The River Brue is a disconnected river. Quite literally: the medieval monks effectively cut it in half. And the disconnection is metaphorical too: once the river flowed past the island chapels of saints in a consciously sacred landscape. Then it was taken over, first by Saxon overlords, then by the Benedictine rule of the Catholic church, and lastly by invaders from Normandy. At each of these steps the river was pushed further away from its place in that magical landscape. It was under the Normans that the physical division took place, that the requirements of power and commerce led to the final abandonment of its early spiritual roots – and the magic gradually retreated and became the stuff of mythology, inhabited by King Arthur’s knights but no longer by real people in present time. What was left was changed from a river to a canal, and finally to a drain, its purpose simply to get rid of the water. In times of flood, water can be deadly dangerous, but that doesn’t stop it being the stuff of life, the most essential ingredient for all living beings – and also the flow of existence. The Levels are drying out and the millions of birds that once lived there, or visited on their migrations, are year by year disappearing, dying.
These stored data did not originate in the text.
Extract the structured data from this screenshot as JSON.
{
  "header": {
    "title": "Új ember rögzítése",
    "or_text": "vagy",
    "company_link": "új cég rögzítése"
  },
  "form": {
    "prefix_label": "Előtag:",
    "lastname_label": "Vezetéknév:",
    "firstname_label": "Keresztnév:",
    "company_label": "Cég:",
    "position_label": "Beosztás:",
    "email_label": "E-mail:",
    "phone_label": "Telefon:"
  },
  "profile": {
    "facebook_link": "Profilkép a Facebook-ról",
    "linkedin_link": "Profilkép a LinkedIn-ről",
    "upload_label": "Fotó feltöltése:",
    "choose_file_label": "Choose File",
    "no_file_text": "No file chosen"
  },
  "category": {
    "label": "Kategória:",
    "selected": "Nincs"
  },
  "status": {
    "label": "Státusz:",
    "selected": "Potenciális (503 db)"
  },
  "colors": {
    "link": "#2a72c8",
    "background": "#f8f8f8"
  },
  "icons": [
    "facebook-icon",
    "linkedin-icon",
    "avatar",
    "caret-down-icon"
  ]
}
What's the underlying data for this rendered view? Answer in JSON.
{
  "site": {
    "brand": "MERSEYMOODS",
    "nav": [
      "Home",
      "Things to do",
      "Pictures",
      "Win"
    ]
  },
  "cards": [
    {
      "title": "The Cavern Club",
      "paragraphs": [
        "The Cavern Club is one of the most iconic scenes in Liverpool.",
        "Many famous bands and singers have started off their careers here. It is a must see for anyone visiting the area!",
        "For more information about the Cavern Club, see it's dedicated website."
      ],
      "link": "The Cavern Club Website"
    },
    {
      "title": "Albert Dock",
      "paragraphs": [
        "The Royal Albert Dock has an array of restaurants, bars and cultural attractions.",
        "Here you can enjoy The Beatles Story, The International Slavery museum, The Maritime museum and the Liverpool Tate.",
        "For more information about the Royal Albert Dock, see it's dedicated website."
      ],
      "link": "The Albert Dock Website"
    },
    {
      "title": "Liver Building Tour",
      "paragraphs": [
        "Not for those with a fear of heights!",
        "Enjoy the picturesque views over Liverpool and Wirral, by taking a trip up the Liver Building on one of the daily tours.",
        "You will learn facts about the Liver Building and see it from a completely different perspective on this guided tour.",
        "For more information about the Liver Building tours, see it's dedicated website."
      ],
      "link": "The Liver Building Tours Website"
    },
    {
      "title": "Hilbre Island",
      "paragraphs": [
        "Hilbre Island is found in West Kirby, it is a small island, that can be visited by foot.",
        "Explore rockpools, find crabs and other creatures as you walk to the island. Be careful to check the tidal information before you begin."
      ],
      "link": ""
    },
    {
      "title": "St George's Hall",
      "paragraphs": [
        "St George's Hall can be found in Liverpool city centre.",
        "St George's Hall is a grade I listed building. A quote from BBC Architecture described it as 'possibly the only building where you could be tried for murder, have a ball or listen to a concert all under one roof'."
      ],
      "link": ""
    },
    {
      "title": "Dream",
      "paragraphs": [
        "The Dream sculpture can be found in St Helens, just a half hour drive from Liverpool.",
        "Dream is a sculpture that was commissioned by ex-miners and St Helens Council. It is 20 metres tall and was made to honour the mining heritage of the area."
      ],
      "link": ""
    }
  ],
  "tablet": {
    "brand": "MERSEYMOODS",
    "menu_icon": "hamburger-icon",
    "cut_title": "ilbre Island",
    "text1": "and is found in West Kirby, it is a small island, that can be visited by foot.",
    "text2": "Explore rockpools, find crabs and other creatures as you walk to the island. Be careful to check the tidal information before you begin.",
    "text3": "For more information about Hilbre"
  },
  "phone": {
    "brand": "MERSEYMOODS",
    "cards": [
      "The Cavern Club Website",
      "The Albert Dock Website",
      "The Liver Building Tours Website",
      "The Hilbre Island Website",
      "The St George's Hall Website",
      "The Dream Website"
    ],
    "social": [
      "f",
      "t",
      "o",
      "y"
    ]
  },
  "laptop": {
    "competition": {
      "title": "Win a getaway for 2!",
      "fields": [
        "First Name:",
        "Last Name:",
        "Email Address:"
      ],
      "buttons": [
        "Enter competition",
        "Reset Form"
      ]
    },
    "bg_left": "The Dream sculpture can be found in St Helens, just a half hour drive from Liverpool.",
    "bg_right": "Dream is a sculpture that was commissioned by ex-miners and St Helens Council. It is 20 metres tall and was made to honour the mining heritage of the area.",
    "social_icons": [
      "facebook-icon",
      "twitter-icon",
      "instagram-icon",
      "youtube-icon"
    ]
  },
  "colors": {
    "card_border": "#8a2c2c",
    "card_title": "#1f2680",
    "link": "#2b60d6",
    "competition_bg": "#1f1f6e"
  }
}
The river and its story makes an allegory for the whole of the natural world.
Walking the River Axe
Inspired by the Kogi I went walking along the river, sometimes on my own and sometimes with groups of friends, bit by bit during the summer walking the whole length from above Bruton down to Glastonbury, then across the moors where only remnants and ditches remain to show where the river once flowed, into the Cheddar valley and along the River Axe. Finally I visited the mouth of the Axe at Uphill near to Brean Down, where I collected a handful of beautiful sea shells tinted in a variety of pastel colours. I took them to the source of the River Brue, where there is a little stone structure like a miniature shrine to the river goddess, and I gave these sea shells to the water as the offering that I had intended, what the Kogi would call a ‘payment.’ I cannot explain quite how or exactly why, but the result was extraordinarily profound. Somehow, in my mind, in ‘Aluna’ perhaps, I was making a first step towards healing that disconnection. In the silence that followed, the river quietly said that it was pleased.
At the mouth of the River Axe at Uphill, with Felipe Viveros from the Black Line Iniative.